Las empresas estadounidenses lideradas por Waymo de Alphabet han acaparado gran parte de la atención con los vehículos sin conductor desplegados casi en su totalidad en territorio nacional. Ahora que algunos están empezando a mirar al extranjero, tendrán que compartir carreteras con empresas chinas que silenciosamente están haciendo muchos progresos.
Apollo Go, WeRide y Pony.ai de Baidu están superando en número a sus homólogos estadounidenses con más proyectos de robotaxi que avanzan desde las pruebas hasta varias etapas de comercialización, según un análisis de BloombergNEF. Si bien gran parte de ese avance se está logrando a nivel nacional, las empresas chinas están levantando operaciones en lugares como Dubai, Abu Dhabi y Singapur, y buscando lanzarse en Alemania, el Reino Unido y otras partes de Europa.

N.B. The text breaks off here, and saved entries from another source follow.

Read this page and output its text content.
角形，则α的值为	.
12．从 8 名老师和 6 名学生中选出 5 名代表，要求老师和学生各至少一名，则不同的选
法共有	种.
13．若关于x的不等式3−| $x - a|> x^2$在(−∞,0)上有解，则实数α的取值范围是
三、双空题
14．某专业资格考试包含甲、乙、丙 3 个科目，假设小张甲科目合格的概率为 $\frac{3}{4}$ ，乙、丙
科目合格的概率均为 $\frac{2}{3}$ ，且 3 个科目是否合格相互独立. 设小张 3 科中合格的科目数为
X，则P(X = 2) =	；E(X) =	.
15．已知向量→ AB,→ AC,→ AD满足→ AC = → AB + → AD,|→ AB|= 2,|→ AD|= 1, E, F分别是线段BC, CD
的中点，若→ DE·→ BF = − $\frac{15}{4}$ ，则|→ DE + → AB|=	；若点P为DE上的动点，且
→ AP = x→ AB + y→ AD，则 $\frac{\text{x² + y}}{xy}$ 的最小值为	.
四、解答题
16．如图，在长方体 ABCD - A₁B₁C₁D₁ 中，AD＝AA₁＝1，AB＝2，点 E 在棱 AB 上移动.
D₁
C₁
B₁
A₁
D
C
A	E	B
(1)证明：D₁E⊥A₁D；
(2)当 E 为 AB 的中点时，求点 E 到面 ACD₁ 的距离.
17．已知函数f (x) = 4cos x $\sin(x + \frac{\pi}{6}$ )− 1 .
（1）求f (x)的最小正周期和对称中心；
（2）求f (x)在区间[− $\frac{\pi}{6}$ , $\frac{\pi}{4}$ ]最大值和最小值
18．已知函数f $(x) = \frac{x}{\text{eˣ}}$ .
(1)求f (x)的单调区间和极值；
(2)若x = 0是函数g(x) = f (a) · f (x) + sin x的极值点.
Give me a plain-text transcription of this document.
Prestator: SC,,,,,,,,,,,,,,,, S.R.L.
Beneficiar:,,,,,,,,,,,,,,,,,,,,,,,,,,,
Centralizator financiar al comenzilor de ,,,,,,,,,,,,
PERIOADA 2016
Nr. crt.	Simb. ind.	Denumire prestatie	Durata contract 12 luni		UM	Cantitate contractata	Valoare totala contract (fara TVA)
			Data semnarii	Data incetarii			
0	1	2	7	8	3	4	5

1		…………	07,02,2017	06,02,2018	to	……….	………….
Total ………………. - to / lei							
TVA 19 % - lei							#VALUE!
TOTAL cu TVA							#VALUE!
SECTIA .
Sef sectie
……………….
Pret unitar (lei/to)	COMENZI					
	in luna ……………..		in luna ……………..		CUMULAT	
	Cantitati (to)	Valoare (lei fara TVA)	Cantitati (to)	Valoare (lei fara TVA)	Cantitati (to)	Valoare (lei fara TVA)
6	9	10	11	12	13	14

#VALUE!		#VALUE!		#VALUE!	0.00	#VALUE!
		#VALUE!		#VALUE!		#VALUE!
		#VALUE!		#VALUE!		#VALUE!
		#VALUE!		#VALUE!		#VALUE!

Comparar el progreso de las empresas de vehículos autónomos no es un ejercicio sencillo: la industria ha sido sinónimo de falsos amaneceres y promesas incumplidas. Los jugadores que parecían prometedores y recaudaron miles de millones con valoraciones ricas se vieron condenados por crisis singulares de las que nunca se recuperaron, o fueron aislados por benefactores que perdieron la paciencia.
Pero si el estado de las baterías y los vehículos eléctricos prueba algo es que Beijing está dispuesto a dedicar sumas incalculables a sectores estratégicos que requieren fortaleza para conquistar. La industria dominante de vehículos eléctricos que China ha construido durante décadas se encuentra ahora entre las ventajas potenciales que sus empresas de vehículos autónomos pueden tener sobre Waymo y los aspirantes estadounidenses, incluidos Tesla y Zoox de Amazon.com.

«En Estados Unidos, ha estado más impulsado por el mercado. En China, la mayoría de ellos están impulsados por el gobierno», dijo Weisong Shi, profesor de la Universidad de Delaware y director de su Laboratorio de Investigación Autónoma y Conectada. «En términos de tecnología, es muy difícil decir quién está delante o detrás, pero ninguno es lo suficientemente bueno» para operar en condiciones inclementes como nevadas importantes, dijo.
La tecnología de conducción autónoma es considerada un sector estratégico por Beijing, que ha establecido una política que apunta a que China se convierta en el líder mundial en vehículos sin conductor para 2035.